Now, looking at the picture, we note that the figure occupies about one half of the composition. It illustrates, as did The Sower, the use of a main diagonal line, though the feeling suggested by it is different. In The Sower, you will remember, the diagonal helped to give vigor and alertness to the figure; while here, on the contrary, its suggestion is one of very gracious quiet. For the slope of this diagonal is not so steep as in the other picture; nor do the directions of the arms and head present such abrupt contrasts. The left arm it is true, is nearly at right angles—itself a strong contrast; but it is so quietly laid along the mantel-shelf, which supports its weight, that there is no suggestion of effort. Meanwhile, the other arm, hanging so easily, is almost parallel to the main diagonal. The line also of the neck gently carries on the lines of the shoulders, and, as the head is slightly tilted back, its downward pressure is supported by the shoulder that rests on the shelf. The whole suggestion of the figure, in fact, is one of rest. There is no conscious bodily effort to interfere with the reverie in which the girl’s mind is wrapt.

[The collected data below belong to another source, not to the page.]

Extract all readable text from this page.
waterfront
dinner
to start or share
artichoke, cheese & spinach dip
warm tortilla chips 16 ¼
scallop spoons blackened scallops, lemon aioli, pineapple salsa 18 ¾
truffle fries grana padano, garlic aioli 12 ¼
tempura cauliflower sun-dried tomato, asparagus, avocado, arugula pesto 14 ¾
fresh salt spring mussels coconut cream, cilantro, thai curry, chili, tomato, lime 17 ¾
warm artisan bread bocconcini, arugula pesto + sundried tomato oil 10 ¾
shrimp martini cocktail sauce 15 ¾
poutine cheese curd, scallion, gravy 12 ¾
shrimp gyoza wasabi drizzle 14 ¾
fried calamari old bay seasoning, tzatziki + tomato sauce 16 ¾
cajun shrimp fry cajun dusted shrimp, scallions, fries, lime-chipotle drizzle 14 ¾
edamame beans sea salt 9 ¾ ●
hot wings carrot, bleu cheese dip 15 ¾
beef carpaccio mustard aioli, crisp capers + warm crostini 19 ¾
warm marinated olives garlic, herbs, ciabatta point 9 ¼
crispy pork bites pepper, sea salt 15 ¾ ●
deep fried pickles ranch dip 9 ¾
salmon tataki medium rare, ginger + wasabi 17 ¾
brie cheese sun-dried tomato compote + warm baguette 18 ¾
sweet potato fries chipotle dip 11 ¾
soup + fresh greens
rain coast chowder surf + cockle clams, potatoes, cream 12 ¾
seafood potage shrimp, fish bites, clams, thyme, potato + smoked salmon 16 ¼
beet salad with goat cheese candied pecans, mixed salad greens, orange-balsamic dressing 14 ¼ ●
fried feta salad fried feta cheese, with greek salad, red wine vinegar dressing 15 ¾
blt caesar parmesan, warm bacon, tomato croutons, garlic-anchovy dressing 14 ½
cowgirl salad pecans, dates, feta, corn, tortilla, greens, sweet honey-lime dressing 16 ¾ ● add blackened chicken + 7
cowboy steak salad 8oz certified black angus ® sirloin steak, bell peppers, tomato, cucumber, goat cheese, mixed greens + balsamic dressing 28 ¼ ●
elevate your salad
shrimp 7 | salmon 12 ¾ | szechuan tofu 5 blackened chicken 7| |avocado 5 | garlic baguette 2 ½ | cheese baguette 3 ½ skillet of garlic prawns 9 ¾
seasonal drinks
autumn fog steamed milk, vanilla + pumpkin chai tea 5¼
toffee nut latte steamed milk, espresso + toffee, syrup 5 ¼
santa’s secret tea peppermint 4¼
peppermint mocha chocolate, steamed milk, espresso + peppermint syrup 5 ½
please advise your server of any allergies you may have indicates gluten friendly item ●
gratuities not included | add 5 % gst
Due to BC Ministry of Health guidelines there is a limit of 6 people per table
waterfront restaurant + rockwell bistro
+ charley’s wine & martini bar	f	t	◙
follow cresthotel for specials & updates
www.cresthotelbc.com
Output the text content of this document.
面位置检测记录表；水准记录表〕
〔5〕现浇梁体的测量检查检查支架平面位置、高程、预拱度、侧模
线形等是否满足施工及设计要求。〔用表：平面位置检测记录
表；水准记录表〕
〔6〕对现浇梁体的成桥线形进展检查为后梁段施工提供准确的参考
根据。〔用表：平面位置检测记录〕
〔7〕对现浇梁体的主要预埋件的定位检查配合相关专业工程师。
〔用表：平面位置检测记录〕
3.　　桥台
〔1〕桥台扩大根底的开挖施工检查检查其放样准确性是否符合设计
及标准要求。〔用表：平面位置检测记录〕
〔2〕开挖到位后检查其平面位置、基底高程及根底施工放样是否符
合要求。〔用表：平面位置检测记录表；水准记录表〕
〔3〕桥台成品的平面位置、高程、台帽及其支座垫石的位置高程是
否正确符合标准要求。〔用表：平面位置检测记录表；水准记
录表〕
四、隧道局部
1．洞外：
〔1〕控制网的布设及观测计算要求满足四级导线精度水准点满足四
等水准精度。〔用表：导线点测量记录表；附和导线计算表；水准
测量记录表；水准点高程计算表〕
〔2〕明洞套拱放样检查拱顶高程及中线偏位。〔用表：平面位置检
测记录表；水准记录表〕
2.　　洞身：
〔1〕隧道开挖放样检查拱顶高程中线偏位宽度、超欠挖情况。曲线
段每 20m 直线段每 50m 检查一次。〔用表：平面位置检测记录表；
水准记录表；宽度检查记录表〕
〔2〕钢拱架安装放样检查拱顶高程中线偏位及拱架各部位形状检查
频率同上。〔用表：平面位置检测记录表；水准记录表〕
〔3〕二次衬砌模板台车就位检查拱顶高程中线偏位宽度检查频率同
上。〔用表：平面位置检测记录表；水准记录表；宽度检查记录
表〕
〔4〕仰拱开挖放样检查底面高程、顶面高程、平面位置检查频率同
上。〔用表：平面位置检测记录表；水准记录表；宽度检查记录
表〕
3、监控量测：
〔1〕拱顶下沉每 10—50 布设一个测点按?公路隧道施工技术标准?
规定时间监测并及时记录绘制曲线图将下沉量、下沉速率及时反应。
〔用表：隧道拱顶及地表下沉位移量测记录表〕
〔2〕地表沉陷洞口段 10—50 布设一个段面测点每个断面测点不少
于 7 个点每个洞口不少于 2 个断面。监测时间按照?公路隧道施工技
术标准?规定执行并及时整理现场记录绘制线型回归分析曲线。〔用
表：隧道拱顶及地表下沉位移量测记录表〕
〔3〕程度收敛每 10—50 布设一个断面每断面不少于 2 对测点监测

She may be buried in her thoughts or she may be absorbed in the beauty of the box and vase, at which she seems to be looking. “Seems,” I say, for it is difficult to be sure that she is conscious of them. Her gaze seems fixed to a far vision, as if she had begun by looking at these objects, and then, as her thoughts passed beyond them, had let the gaze of her eyes follow. She seems buried in some girlish reverie, wrapt “in maiden meditation, fancy free.” To me it is a very lovely figure not because of the features of the face—opinions may differ about the face being beautiful in the ordinary sense of having beautiful features. Its beauty to me lies in its expression; in its expression of some lovely mood of a girl’s spirit. And I find the figure beautiful, because all through it is the movement of the same expression. This must have been in Whistler’s mind when he painted her. But he was conscious, perhaps, of another side of her nature; that she had moods of brightness as well. At any rate he chose to contrast with the pensive calm of the girl herself the bright animated spots of color that surround her.
These spots of color, if you examine the picture carefully, really play the part of the shadows in the chiaroscuro of old pictures. Chiaroscuro, you remember, is the pattern of light and dark. Here the red box and the blue of the vase and the green and rose, of the camelias, yes, and even the face in the mirror, the marble shelf and fireplace—all represent the dark spots. But not dark in the old way of being shadows. They are dark as compared with the white of the dress, because their colors reflect less light than the white; their values are lower. Thus they serve the purposes of a dark contrast and yet they themselves are very light. This, in a nutshell, is what the new study of values, that was learnt from Velasquez and from Vermeer, and the other Dutchmen, really means. It has enabled the artist to be even more true to life in the representation of objects, and at the same time to make his color-harmonies purer, clearer and more transparent; in one word, luminous; permeated, that is to say, with a suggestion of light, that in nature permeates the atmosphere and brings all objects into an appearance of harmonious unity.